NCDC210: A Regional Effort to Maintain the Health and Survival of the Honey Bee, the Most Important Pollinator.
Statement of Issues and JustificationHoney bees are the most important pollinating insect in North America. The value of the increased crop yield and quality achieved by honey bees is estimated at $14.6 billion (Morse and Calderone, 2000). The value of commercial crops directly pollinated by bees (almonds, apples, cranberries, alfalfa and vegetable seed, etc.) is estimated at $5.8 billion annually. Nearly $9 billion worth of agricultural goods indirectly benefit from pollinating bees (e.g., alfalfa hay, meat, and milk). In addition, honey bees make a significant contribution to enhancing the environment by pollinating wildflowers, home gardens and ornamentals (Buchmann and Nabham, 1996), which is difficult to assess a monetary value.
Two parasitic mite pests of honey bees were introduced into the US: the tracheal mite, Acarapis woodi, in 1984; and the varroa mite, Varroa destructor, in 1987. These mites have had a devastating effect on honey bee colonies and beekeeping businesses throughout the US. Control measures for the mites have dramatically increased operating costs for beekeepers. Feral colonies (living in trees and abandoned structures) have been virtually eliminated by the mites, placing enormous pressure on the beekeeping industry to cope with the challenges of pollination and honey production. With the reduction of feral colonies, more growers throughout the nation are seeking out beekeepers to transport managed colonies into their fields and orchards. However, mites and economic pressures on beekeepers have resulted in a decline in national honey bee colony counts from an 4.3 million in 1985 to 2.5 million in 2005 (National Agriculture Statistics Service, 2005).
To control tracheal and varroa mites, beekeepers use in-hive pesticides and other compounds. Tracheal mite infestations are reduced by applications of menthol crystals within the hive, however, menthol has limited effectiveness in cold climates. Resistant bee stocks are becoming available for controlling tracheal mites. Since 1990, one product has been registered to control Varroa mites, a synthetic pyrethroid, fluvalinate (Apistan®). Mite populations became resistant to fluvalinate in Italy (Lodesani et al. 1995), and in 1997, fluvalinate resistance was discovered in the United States (Baxter et al, 1998; Elzen et al, 1998, 2000). A second pesticide, the organophosphate coumaphos (Check Mite +®) recently received Section 18 (emergency) registration status for use in cases where the mites are resistant to fluvalinate. In some states, mites are also beginning to show resistance to this pesticide (Spreafico et al, 2001).

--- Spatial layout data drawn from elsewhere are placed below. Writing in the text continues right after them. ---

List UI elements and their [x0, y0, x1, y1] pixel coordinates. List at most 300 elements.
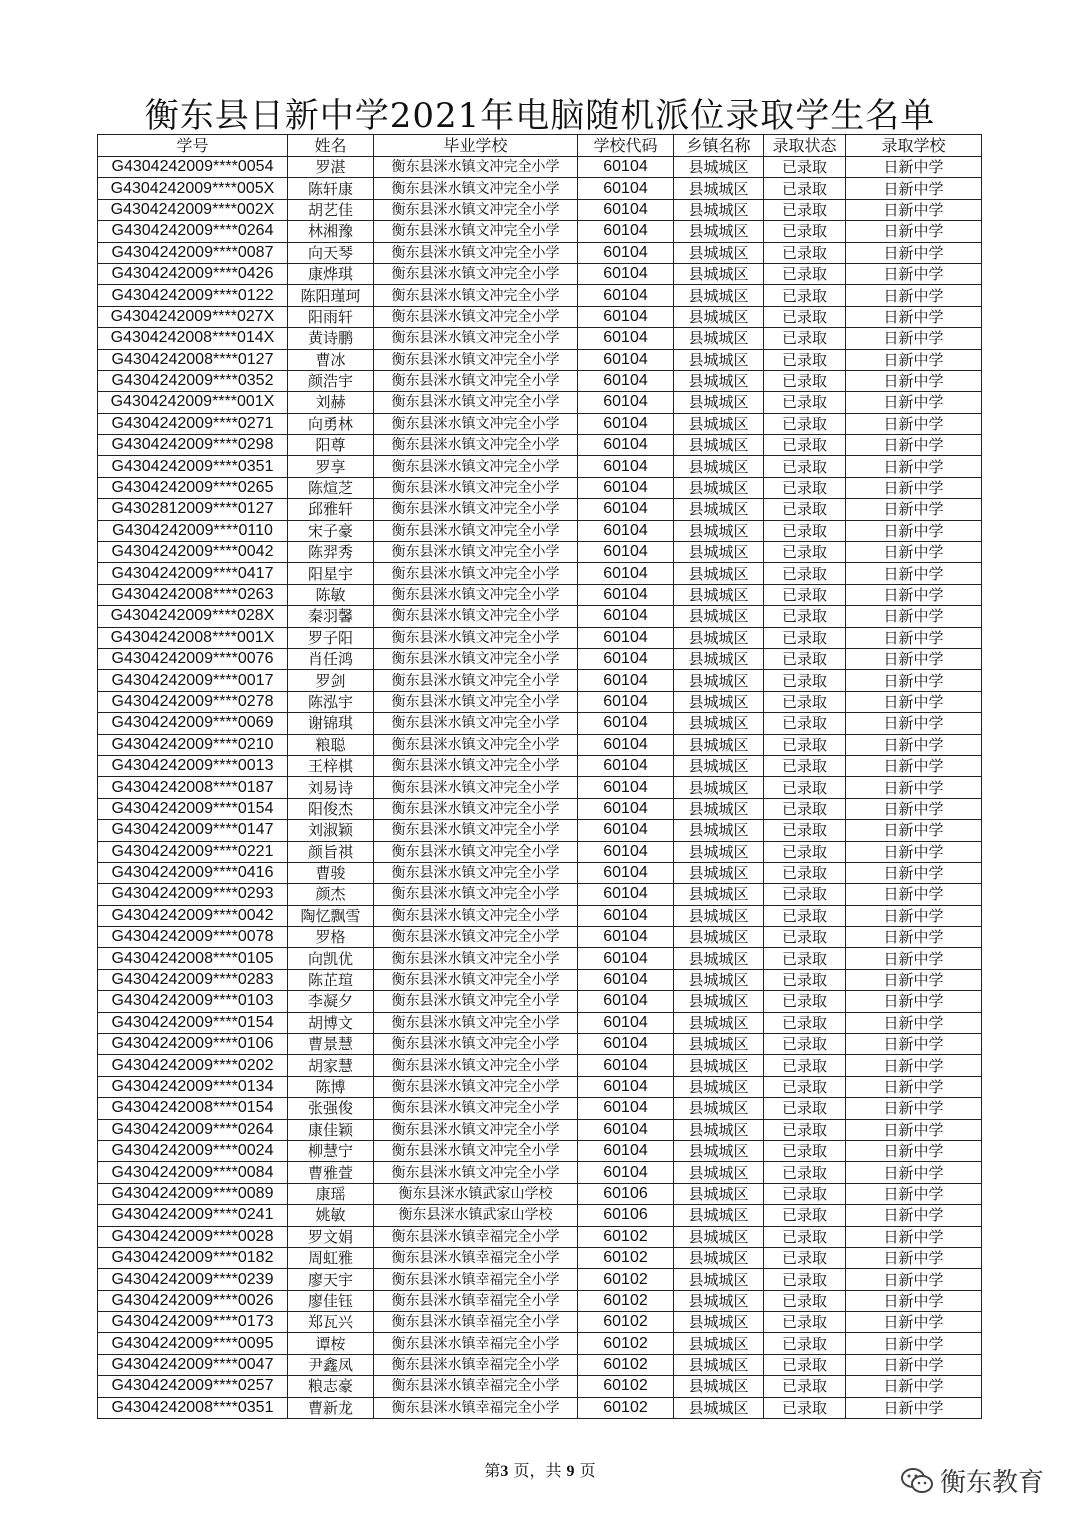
- cell-township: 县城城区: [674, 349, 764, 370]
- cell-admission-status: 已录取: [764, 1269, 846, 1290]
- cell-admitted-school: 日新中学: [846, 670, 982, 691]
- cell-admitted-school: 日新中学: [846, 1376, 982, 1397]
- cell-admitted-school: 日新中学: [846, 157, 982, 178]
- cell-township: 县城城区: [674, 520, 764, 541]
- cell-name: 秦羽馨: [288, 606, 374, 627]
- table-row: [98, 370, 982, 391]
- cell-school-code: 60104: [578, 520, 674, 541]
- cell-township: 县城城区: [674, 285, 764, 306]
- cell-student-id: G4304242009****0271: [98, 413, 288, 434]
- table-row: [98, 221, 982, 242]
- cell-school-code: 60104: [578, 306, 674, 327]
- cell-student-id: G4304242009****0024: [98, 1140, 288, 1161]
- cell-admitted-school: 日新中学: [846, 991, 982, 1012]
- table-row: [98, 734, 982, 755]
- cell-admitted-school: 日新中学: [846, 648, 982, 669]
- cell-admission-status: 已录取: [764, 1312, 846, 1333]
- footer-total-pages: 9: [566, 1463, 575, 1480]
- cell-admitted-school: 日新中学: [846, 734, 982, 755]
- table-row: [98, 713, 982, 734]
- cell-name: 曹冰: [288, 349, 374, 370]
- cell-admitted-school: 日新中学: [846, 820, 982, 841]
- cell-township: 县城城区: [674, 1183, 764, 1204]
- table-row: [98, 691, 982, 712]
- cell-graduated-school: 衡东县洣水镇文冲完全小学: [374, 820, 578, 841]
- cell-graduated-school: 衡东县洣水镇幸福完全小学: [374, 1247, 578, 1268]
- cell-student-id: G4304242009****027X: [98, 306, 288, 327]
- cell-admitted-school: 日新中学: [846, 627, 982, 648]
- cell-township: 县城城区: [674, 542, 764, 563]
- table-header-row: [98, 135, 982, 157]
- cell-graduated-school: 衡东县洣水镇文冲完全小学: [374, 370, 578, 391]
- table-row: [98, 820, 982, 841]
- cell-admission-status: 已录取: [764, 499, 846, 520]
- cell-school-code: 60104: [578, 820, 674, 841]
- cell-school-code: 60102: [578, 1226, 674, 1247]
- cell-school-code: 60104: [578, 627, 674, 648]
- cell-admission-status: 已录取: [764, 263, 846, 284]
- cell-admitted-school: 日新中学: [846, 370, 982, 391]
- cell-admission-status: 已录取: [764, 1162, 846, 1183]
- cell-admitted-school: 日新中学: [846, 263, 982, 284]
- table-row: [98, 1076, 982, 1097]
- cell-township: 县城城区: [674, 670, 764, 691]
- cell-township: 县城城区: [674, 328, 764, 349]
- cell-graduated-school: 衡东县洣水镇文冲完全小学: [374, 948, 578, 969]
- table-row: [98, 969, 982, 990]
- cell-township: 县城城区: [674, 1247, 764, 1268]
- cell-school-code: 60102: [578, 1290, 674, 1311]
- cell-name: 刘易诗: [288, 777, 374, 798]
- cell-student-id: G4304242009****005X: [98, 178, 288, 199]
- cell-admitted-school: 日新中学: [846, 520, 982, 541]
- cell-school-code: 60104: [578, 456, 674, 477]
- cell-student-id: G4304242009****0352: [98, 370, 288, 391]
- cell-student-id: G4304242009****0239: [98, 1269, 288, 1290]
- cell-admission-status: 已录取: [764, 199, 846, 220]
- cell-admitted-school: 日新中学: [846, 221, 982, 242]
- cell-student-id: G4304242009****0042: [98, 542, 288, 563]
- cell-name: 肖任鸿: [288, 648, 374, 669]
- cell-township: 县城城区: [674, 862, 764, 883]
- cell-name: 粮聪: [288, 734, 374, 755]
- cell-admission-status: 已录取: [764, 435, 846, 456]
- cell-admission-status: 已录取: [764, 691, 846, 712]
- cell-admitted-school: 日新中学: [846, 1333, 982, 1354]
- cell-graduated-school: 衡东县洣水镇文冲完全小学: [374, 499, 578, 520]
- cell-admitted-school: 日新中学: [846, 563, 982, 584]
- cell-township: 县城城区: [674, 242, 764, 263]
- cell-student-id: G4304242009****0202: [98, 1055, 288, 1076]
- table-row: [98, 1397, 982, 1418]
- cell-admission-status: 已录取: [764, 927, 846, 948]
- cell-school-code: 60104: [578, 328, 674, 349]
- cell-school-code: 60102: [578, 1354, 674, 1375]
- table-row: [98, 927, 982, 948]
- table-row: [98, 178, 982, 199]
- cell-student-id: G4304242009****0089: [98, 1183, 288, 1204]
- cell-student-id: G4304242009****0265: [98, 477, 288, 498]
- cell-township: 县城城区: [674, 1140, 764, 1161]
- cell-graduated-school: 衡东县洣水镇文冲完全小学: [374, 328, 578, 349]
- cell-graduated-school: 衡东县洣水镇文冲完全小学: [374, 1162, 578, 1183]
- cell-graduated-school: 衡东县洣水镇文冲完全小学: [374, 199, 578, 220]
- table-row: [98, 1354, 982, 1375]
- cell-admitted-school: 日新中学: [846, 691, 982, 712]
- cell-student-id: G4304242008****0351: [98, 1397, 288, 1418]
- footer-middle: 页，共: [508, 1461, 567, 1480]
- cell-township: 县城城区: [674, 1076, 764, 1097]
- cell-student-id: G4304242009****0042: [98, 905, 288, 926]
- cell-graduated-school: 衡东县洣水镇文冲完全小学: [374, 777, 578, 798]
- cell-name: 向天琴: [288, 242, 374, 263]
- cell-school-code: 60104: [578, 1076, 674, 1097]
- cell-school-code: 60104: [578, 563, 674, 584]
- cell-school-code: 60102: [578, 1312, 674, 1333]
- cell-admitted-school: 日新中学: [846, 948, 982, 969]
- cell-admission-status: 已录取: [764, 221, 846, 242]
- cell-admission-status: 已录取: [764, 1098, 846, 1119]
- cell-township: 县城城区: [674, 1119, 764, 1140]
- cell-graduated-school: 衡东县洣水镇文冲完全小学: [374, 905, 578, 926]
- cell-admission-status: 已录取: [764, 606, 846, 627]
- table-row: [98, 905, 982, 926]
- cell-student-id: G4304242009****0095: [98, 1333, 288, 1354]
- cell-township: 县城城区: [674, 1162, 764, 1183]
- cell-school-code: 60104: [578, 392, 674, 413]
- cell-name: 阳尊: [288, 435, 374, 456]
- cell-admitted-school: 日新中学: [846, 242, 982, 263]
- table-row: [98, 456, 982, 477]
- cell-name: 罗享: [288, 456, 374, 477]
- table-row: [98, 1034, 982, 1055]
- cell-admission-status: 已录取: [764, 1076, 846, 1097]
- cell-township: 县城城区: [674, 1290, 764, 1311]
- cell-student-id: G4304242008****0263: [98, 584, 288, 605]
- cell-school-code: 60102: [578, 1269, 674, 1290]
- cell-name: 陈泓宇: [288, 691, 374, 712]
- cell-township: 县城城区: [674, 1269, 764, 1290]
- cell-township: 县城城区: [674, 798, 764, 819]
- cell-student-id: G4304242008****001X: [98, 627, 288, 648]
- cell-name: 康佳颖: [288, 1119, 374, 1140]
- cell-township: 县城城区: [674, 563, 764, 584]
- cell-student-id: G4304242009****001X: [98, 392, 288, 413]
- cell-student-id: G4304242009****0416: [98, 862, 288, 883]
- table-row: [98, 477, 982, 498]
- cell-township: 县城城区: [674, 370, 764, 391]
- column-header-graduated-school: 毕业学校: [374, 135, 578, 157]
- cell-admission-status: 已录取: [764, 969, 846, 990]
- cell-school-code: 60106: [578, 1183, 674, 1204]
- cell-graduated-school: 衡东县洣水镇幸福完全小学: [374, 1290, 578, 1311]
- cell-school-code: 60104: [578, 777, 674, 798]
- cell-admission-status: 已录取: [764, 1012, 846, 1033]
- cell-admission-status: 已录取: [764, 542, 846, 563]
- cell-township: 县城城区: [674, 841, 764, 862]
- table-row: [98, 606, 982, 627]
- cell-township: 县城城区: [674, 1226, 764, 1247]
- cell-graduated-school: 衡东县洣水镇文冲完全小学: [374, 178, 578, 199]
- cell-name: 刘淑颖: [288, 820, 374, 841]
- cell-student-id: G4304242009****0210: [98, 734, 288, 755]
- cell-student-id: G4304242009****0278: [98, 691, 288, 712]
- cell-admission-status: 已录取: [764, 1290, 846, 1311]
- cell-township: 县城城区: [674, 1055, 764, 1076]
- cell-township: 县城城区: [674, 435, 764, 456]
- cell-township: 县城城区: [674, 499, 764, 520]
- table-row: [98, 1376, 982, 1397]
- cell-admitted-school: 日新中学: [846, 777, 982, 798]
- cell-admitted-school: 日新中学: [846, 713, 982, 734]
- table-row: [98, 349, 982, 370]
- cell-admission-status: 已录取: [764, 734, 846, 755]
- cell-graduated-school: 衡东县洣水镇文冲完全小学: [374, 927, 578, 948]
- footer-page-number: 3: [500, 1463, 509, 1480]
- table-row: [98, 199, 982, 220]
- cell-admitted-school: 日新中学: [846, 435, 982, 456]
- cell-name: 阳雨轩: [288, 306, 374, 327]
- cell-student-id: G4304242009****0154: [98, 798, 288, 819]
- table-row: [98, 1312, 982, 1333]
- cell-school-code: 60102: [578, 1376, 674, 1397]
- cell-admitted-school: 日新中学: [846, 606, 982, 627]
- cell-admitted-school: 日新中学: [846, 477, 982, 498]
- cell-graduated-school: 衡东县洣水镇文冲完全小学: [374, 755, 578, 776]
- cell-school-code: 60104: [578, 477, 674, 498]
- cell-township: 县城城区: [674, 927, 764, 948]
- cell-name: 粮志豪: [288, 1376, 374, 1397]
- cell-school-code: 60104: [578, 862, 674, 883]
- table-row: [98, 1162, 982, 1183]
- cell-township: 县城城区: [674, 905, 764, 926]
- table-row: [98, 157, 982, 178]
- cell-graduated-school: 衡东县洣水镇文冲完全小学: [374, 648, 578, 669]
- cell-township: 县城城区: [674, 691, 764, 712]
- table-row: [98, 1119, 982, 1140]
- cell-name: 郑瓦兴: [288, 1312, 374, 1333]
- cell-township: 县城城区: [674, 199, 764, 220]
- cell-name: 阳俊杰: [288, 798, 374, 819]
- cell-township: 县城城区: [674, 648, 764, 669]
- cell-admission-status: 已录取: [764, 584, 846, 605]
- cell-admitted-school: 日新中学: [846, 1034, 982, 1055]
- cell-admitted-school: 日新中学: [846, 1247, 982, 1268]
- cell-student-id: G4304242009****0028: [98, 1226, 288, 1247]
- table-row: [98, 648, 982, 669]
- cell-admission-status: 已录取: [764, 648, 846, 669]
- cell-admission-status: 已录取: [764, 1226, 846, 1247]
- cell-admitted-school: 日新中学: [846, 1226, 982, 1247]
- cell-school-code: 60104: [578, 1034, 674, 1055]
- cell-name: 罗子阳: [288, 627, 374, 648]
- cell-name: 柳慧宁: [288, 1140, 374, 1161]
- cell-school-code: 60104: [578, 905, 674, 926]
- cell-name: 颜浩宇: [288, 370, 374, 391]
- cell-township: 县城城区: [674, 991, 764, 1012]
- cell-graduated-school: 衡东县洣水镇文冲完全小学: [374, 1034, 578, 1055]
- cell-admission-status: 已录取: [764, 777, 846, 798]
- cell-graduated-school: 衡东县洣水镇文冲完全小学: [374, 392, 578, 413]
- cell-admitted-school: 日新中学: [846, 1312, 982, 1333]
- cell-township: 县城城区: [674, 969, 764, 990]
- cell-township: 县城城区: [674, 948, 764, 969]
- cell-admission-status: 已录取: [764, 1333, 846, 1354]
- cell-graduated-school: 衡东县洣水镇文冲完全小学: [374, 1076, 578, 1097]
- cell-admission-status: 已录取: [764, 948, 846, 969]
- table-row: [98, 306, 982, 327]
- cell-admission-status: 已录取: [764, 413, 846, 434]
- column-header-admitted-school: 录取学校: [846, 135, 982, 157]
- cell-school-code: 60102: [578, 1247, 674, 1268]
- cell-student-id: G4304242008****0154: [98, 1098, 288, 1119]
- cell-name: 李凝夕: [288, 991, 374, 1012]
- cell-admission-status: 已录取: [764, 563, 846, 584]
- cell-student-id: G4304242009****0017: [98, 670, 288, 691]
- table-row: [98, 263, 982, 284]
- cell-student-id: G4304242009****0054: [98, 157, 288, 178]
- cell-township: 县城城区: [674, 777, 764, 798]
- cell-township: 县城城区: [674, 755, 764, 776]
- cell-graduated-school: 衡东县洣水镇文冲完全小学: [374, 691, 578, 712]
- table-row: [98, 862, 982, 883]
- cell-name: 曹雅萱: [288, 1162, 374, 1183]
- cell-name: 姚敏: [288, 1205, 374, 1226]
- cell-township: 县城城区: [674, 221, 764, 242]
- cell-graduated-school: 衡东县洣水镇文冲完全小学: [374, 969, 578, 990]
- cell-name: 康瑶: [288, 1183, 374, 1204]
- cell-student-id: G4304242008****014X: [98, 328, 288, 349]
- cell-name: 罗格: [288, 927, 374, 948]
- cell-student-id: G4304242009****0221: [98, 841, 288, 862]
- cell-graduated-school: 衡东县洣水镇文冲完全小学: [374, 477, 578, 498]
- cell-graduated-school: 衡东县洣水镇幸福完全小学: [374, 1397, 578, 1418]
- cell-school-code: 60104: [578, 157, 674, 178]
- cell-admission-status: 已录取: [764, 1205, 846, 1226]
- cell-student-id: G4302812009****0127: [98, 499, 288, 520]
- cell-student-id: G4304242009****0069: [98, 713, 288, 734]
- cell-school-code: 60104: [578, 242, 674, 263]
- table-row: [98, 413, 982, 434]
- cell-name: 曹新龙: [288, 1397, 374, 1418]
- cell-admitted-school: 日新中学: [846, 905, 982, 926]
- cell-school-code: 60104: [578, 948, 674, 969]
- cell-admitted-school: 日新中学: [846, 1269, 982, 1290]
- cell-name: 陈芷瑄: [288, 969, 374, 990]
- cell-school-code: 60104: [578, 584, 674, 605]
- cell-township: 县城城区: [674, 884, 764, 905]
- cell-school-code: 60104: [578, 1119, 674, 1140]
- cell-admitted-school: 日新中学: [846, 392, 982, 413]
- table-row: [98, 627, 982, 648]
- cell-admission-status: 已录取: [764, 1183, 846, 1204]
- cell-name: 谭桉: [288, 1333, 374, 1354]
- watermark: [900, 1462, 1044, 1499]
- cell-name: 陈博: [288, 1076, 374, 1097]
- cell-student-id: G4304242009****002X: [98, 199, 288, 220]
- cell-admission-status: 已录取: [764, 328, 846, 349]
- cell-admitted-school: 日新中学: [846, 1119, 982, 1140]
- cell-admission-status: 已录取: [764, 755, 846, 776]
- cell-admitted-school: 日新中学: [846, 1098, 982, 1119]
- cell-name: 向凯优: [288, 948, 374, 969]
- cell-admitted-school: 日新中学: [846, 969, 982, 990]
- cell-admitted-school: 日新中学: [846, 499, 982, 520]
- table-row: [98, 1269, 982, 1290]
- cell-admitted-school: 日新中学: [846, 456, 982, 477]
- cell-admission-status: 已录取: [764, 1376, 846, 1397]
- cell-graduated-school: 衡东县洣水镇文冲完全小学: [374, 263, 578, 284]
- cell-student-id: G4304242009****0106: [98, 1034, 288, 1055]
- cell-township: 县城城区: [674, 1205, 764, 1226]
- footer-prefix: 第: [484, 1461, 501, 1480]
- column-header-name: 姓名: [288, 135, 374, 157]
- cell-admitted-school: 日新中学: [846, 1012, 982, 1033]
- cell-admitted-school: 日新中学: [846, 1055, 982, 1076]
- cell-graduated-school: 衡东县洣水镇文冲完全小学: [374, 542, 578, 563]
- cell-student-id: G4304242009****0122: [98, 285, 288, 306]
- cell-admitted-school: 日新中学: [846, 584, 982, 605]
- cell-name: 颜旨祺: [288, 841, 374, 862]
- cell-school-code: 60102: [578, 1397, 674, 1418]
- cell-admitted-school: 日新中学: [846, 413, 982, 434]
- cell-student-id: G4304242009****0351: [98, 456, 288, 477]
- cell-graduated-school: 衡东县洣水镇武家山学校: [374, 1183, 578, 1204]
- table-row: [98, 948, 982, 969]
- cell-school-code: 60104: [578, 841, 674, 862]
- cell-admission-status: 已录取: [764, 1119, 846, 1140]
- cell-graduated-school: 衡东县洣水镇文冲完全小学: [374, 1140, 578, 1161]
- cell-school-code: 60104: [578, 884, 674, 905]
- cell-township: 县城城区: [674, 734, 764, 755]
- cell-admitted-school: 日新中学: [846, 755, 982, 776]
- cell-student-id: G4304242009****0426: [98, 263, 288, 284]
- cell-name: 胡艺佳: [288, 199, 374, 220]
- cell-graduated-school: 衡东县洣水镇文冲完全小学: [374, 884, 578, 905]
- cell-student-id: G4304242009****028X: [98, 606, 288, 627]
- cell-student-id: G4304242008****0187: [98, 777, 288, 798]
- cell-admission-status: 已录取: [764, 242, 846, 263]
- table-row: [98, 1333, 982, 1354]
- cell-name: 曹景慧: [288, 1034, 374, 1055]
- cell-admission-status: 已录取: [764, 477, 846, 498]
- cell-graduated-school: 衡东县洣水镇文冲完全小学: [374, 1012, 578, 1033]
- table-row: [98, 884, 982, 905]
- cell-graduated-school: 衡东县洣水镇文冲完全小学: [374, 991, 578, 1012]
- cell-name: 罗剑: [288, 670, 374, 691]
- cell-name: 胡家慧: [288, 1055, 374, 1076]
- cell-school-code: 60104: [578, 199, 674, 220]
- cell-school-code: 60104: [578, 755, 674, 776]
- cell-school-code: 60104: [578, 713, 674, 734]
- table-row: [98, 777, 982, 798]
- table-row: [98, 1205, 982, 1226]
- cell-admission-status: 已录取: [764, 1354, 846, 1375]
- table-row: [98, 1012, 982, 1033]
- cell-graduated-school: 衡东县洣水镇幸福完全小学: [374, 1333, 578, 1354]
- column-header-school-code: 学校代码: [578, 135, 674, 157]
- table-row: [98, 670, 982, 691]
- cell-name: 周虹雅: [288, 1247, 374, 1268]
- cell-admitted-school: 日新中学: [846, 1354, 982, 1375]
- cell-student-id: G4304242009****0283: [98, 969, 288, 990]
- cell-student-id: G4304242009****0264: [98, 221, 288, 242]
- table-row: [98, 242, 982, 263]
- cell-graduated-school: 衡东县洣水镇幸福完全小学: [374, 1312, 578, 1333]
- cell-graduated-school: 衡东县洣水镇文冲完全小学: [374, 606, 578, 627]
- cell-graduated-school: 衡东县洣水镇文冲完全小学: [374, 242, 578, 263]
- cell-student-id: G4304242009****0134: [98, 1076, 288, 1097]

In-hive use of these pesticides could contaminate honey, beeswax, and pollen. It is therefore highly urgent to develop an integrated and sustainable approach to mite control through education of beekeepers and research on alternative methods.
Recently, another problem emerged. The most virulent bee brood disease is American foulbrood, caused by the bacterium Paenibacillus larvae. The disease leaves highly infectious, long-lived spores in the combs in the hive. For the last 50 years, this disease has been controlled by the use of one antibiotic, Terramycin. However, in 1996 and 1997, strains of bacteria were found in the Upper Midwest that were not inhibited by the antibiotic. The extent of the problem is not yet known, but if not contained, colony mortality could be severe.
Nosema disease, a disease caused by a protozoan unicellular parasite, Nosema apis, also causes many problems in beekeeping, especially in cold and humid regions as is typical of the North Central region. Nosema infection decrease worker longevity, decrease their nursing ability so queen quality and worker larvae suffer, causes queens to be superceded early, and colonies with high spore loads show dysentery during winter and often die before spring (Wang and Moeller 1969, 1970; Pickard and El-Shemy, 1989). Survival colonies also are weak and cannot provide adequate pollination or produce a good honey crop as healthy colonies (Fries, 1993). An antibiotic, Fumidil, has been used since 1950s. There is the fear that Nosema might become resistant and as a result causing more damages to beekeeping in the North Central region. Studying the epidemiology and mode of action of this parasite on honey bees will give us insights for its control.
It is critical to maintain the vitality of honey bees and of the beekeeping industry in the North Central Region. This region contains the 3rd, 4rth, and 5th largest honey producing states. Furthermore, special problems in survival of honey bee colonies during cold winters are unique to this region. Beekeepers typically operate on narrow profit margins and are leaving the business at a time when needs for pollination have increased due to the loss of feral colonies. Regional coordination is needed in research and extension efforts in this area.